In a study published Aug. 5 in the American Journal of Roentgenology, a team of investigators from the Georgia Institute of Technology (Georgia Tech) determined that the compound annual growth rate for these scans was 25 percent to 27 percent from 2007 to 2017. Unenhanced head CT was the most common neuroimaging exam in the emergency department, they said.
“The rapid growth of head and neck CTA observed in the fee-for-service Medicare population is also observed in the commercially insured and Medicare Advantage populations,” said Selin Merdan, Ph.D., associate director of the Value Analytics Lab in Georgia Tech’s department of industrial and systems engineering.
For their study, Merdan’s team evaluated the annual emergency department utilization of head CT, head MR, head CTA, neck CTA, head MR angiography (MRA), neck MRA, and carotid duplex ultrasound. They based their assessment on patient-level claims from Optum’s De-identified Clinformatics Data Mart database – a database that includes between 12 million and 14 million commercial and Medicare Advantage health plan enrollees.
They adjusted utilization rates using annual relative proportions of age groups and stratified by patient demographics, payer type, and provider state to account for an older sample population.
Based on their analysis, they determined emergency department neuroimaging use spiked 72 percent overall during the study period. Specifically, they found these increases: 69 percent for head CT, 67 percent for MRI, 1,100 percent for head CTA, 1,300 percent for neck CTA, 36 percent for head MRA, 52 percent for neck MRA. They also identified a slight drop of 8 percent for carotid duplex ultrasound.

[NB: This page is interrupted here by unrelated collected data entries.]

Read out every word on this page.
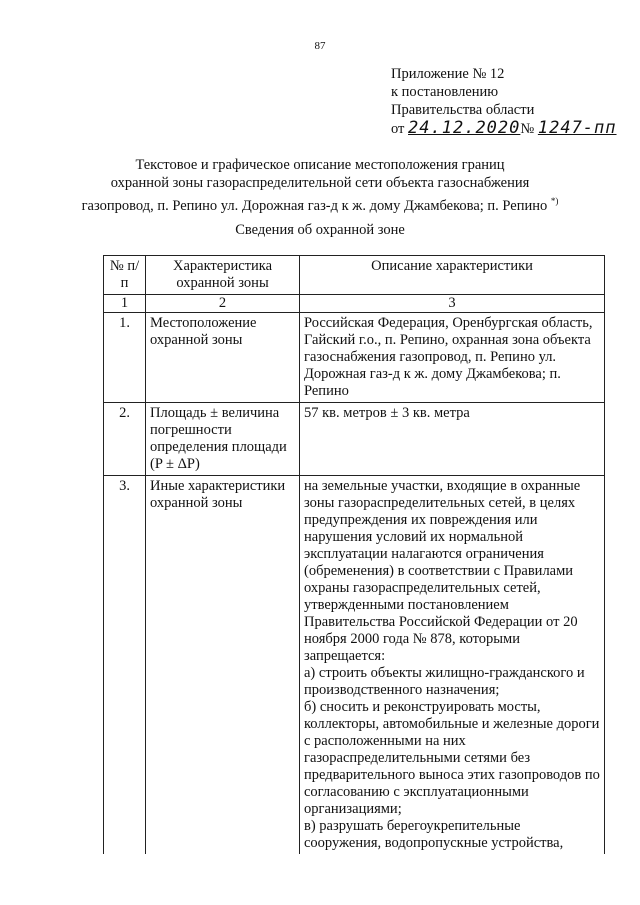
87
Приложение № 12
к постановлению
Правительства области
от 24.12.2020№ 1247-пп
Текстовое и графическое описание местоположения границ
охранной зоны газораспределительной сети объекта газоснабжения
газопровод, п. Репино ул. Дорожная газ-д к ж. дому Джамбекова; п. Репино *)
Сведения об охранной зоне
№ п/п	Характеристика охранной зоны	Описание характеристики
1	2	3
1.	Местоположение охранной зоны	Российская Федерация, Оренбургская область, Гайский г.о., п. Репино, охранная зона объекта газоснабжения газопровод, п. Репино ул. Дорожная газ-д к ж. дому Джамбекова; п. Репино
2.	Площадь ± величина погрешности определения площади (P ± ΔP)	57 кв. метров ± 3 кв. метра
3.	Иные характеристики охранной зоны	на земельные участки, входящие в охранные зоны газораспределительных сетей, в целях предупреждения их повреждения или нарушения условий их нормальной эксплуатации налагаются ограничения (обременения) в соответствии с Правилами охраны газораспределительных сетей, утвержденными постановлением Правительства Российской Федерации от 20 ноября 2000 года № 878, которыми запрещается:
а) строить объекты жилищно-гражданского и производственного назначения;
б) сносить и реконструировать мосты, коллекторы, автомобильные и железные дороги с расположенными на них газораспределительными сетями без предварительного выноса этих газопроводов по согласованию с эксплуатационными организациями;
в) разрушать берегоукрепительные сооружения, водопропускные устройства,
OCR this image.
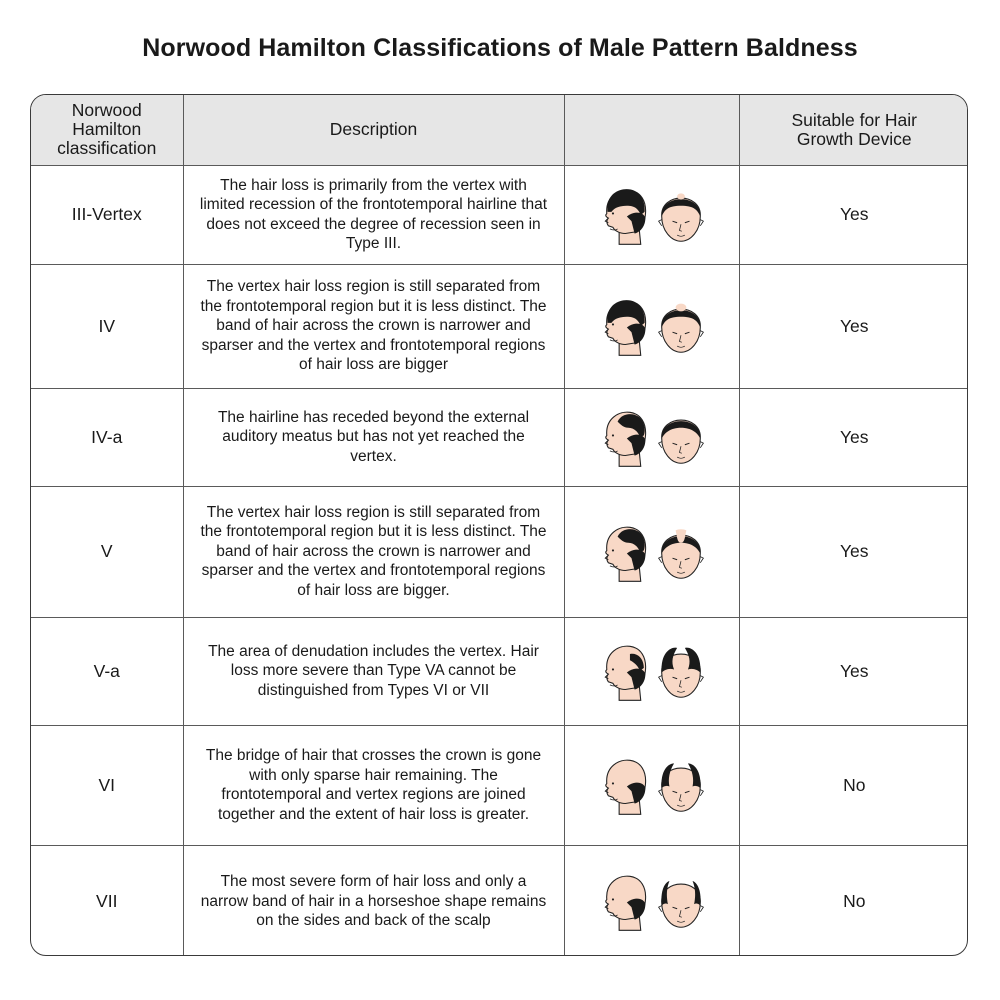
Norwood Hamilton Classifications of Male Pattern Baldness
Norwood Hamilton classification	Description		Suitable for Hair Growth Device
III-Vertex	The hair loss is primarily from the vertex with limited recession of the frontotemporal hairline that does not exceed the degree of recession seen in Type III.		Yes
IV	The vertex hair loss region is still separated from the frontotemporal region but it is less distinct. The band of hair across the crown is narrower and sparser and the vertex and frontotemporal regions of hair loss are bigger		Yes
IV-a	The hairline has receded beyond the external auditory meatus but has not yet reached the vertex.		Yes
V	The vertex hair loss region is still separated from the frontotemporal region but it is less distinct. The band of hair across the crown is narrower and sparser and the vertex and frontotemporal regions of hair loss are bigger.		Yes
V-a	The area of denudation includes the vertex. Hair loss more severe than Type VA cannot be distinguished from Types VI or VII		Yes
VI	The bridge of hair that crosses the crown is gone with only sparse hair remaining. The frontotemporal and vertex regions are joined together and the extent of hair loss is greater.		No
VII	The most severe form of hair loss and only a narrow band of hair in a horseshoe shape remains on the sides and back of the scalp		No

Credit: American Journal of Roentgenology
In addition, among patients 65 and older, head CT and CTA of the head and neck experienced a continuous increase of 48 percent and 1,011 percent, respectively, for every 1,000 emergency department visits.
These findings, the team said, warrant paying closer attention to neuroimaging use in the emergency department.
“The appropriateness of this growth should be monitored as the indications for CTA expand and more incidental findings are uncovered,” the team said.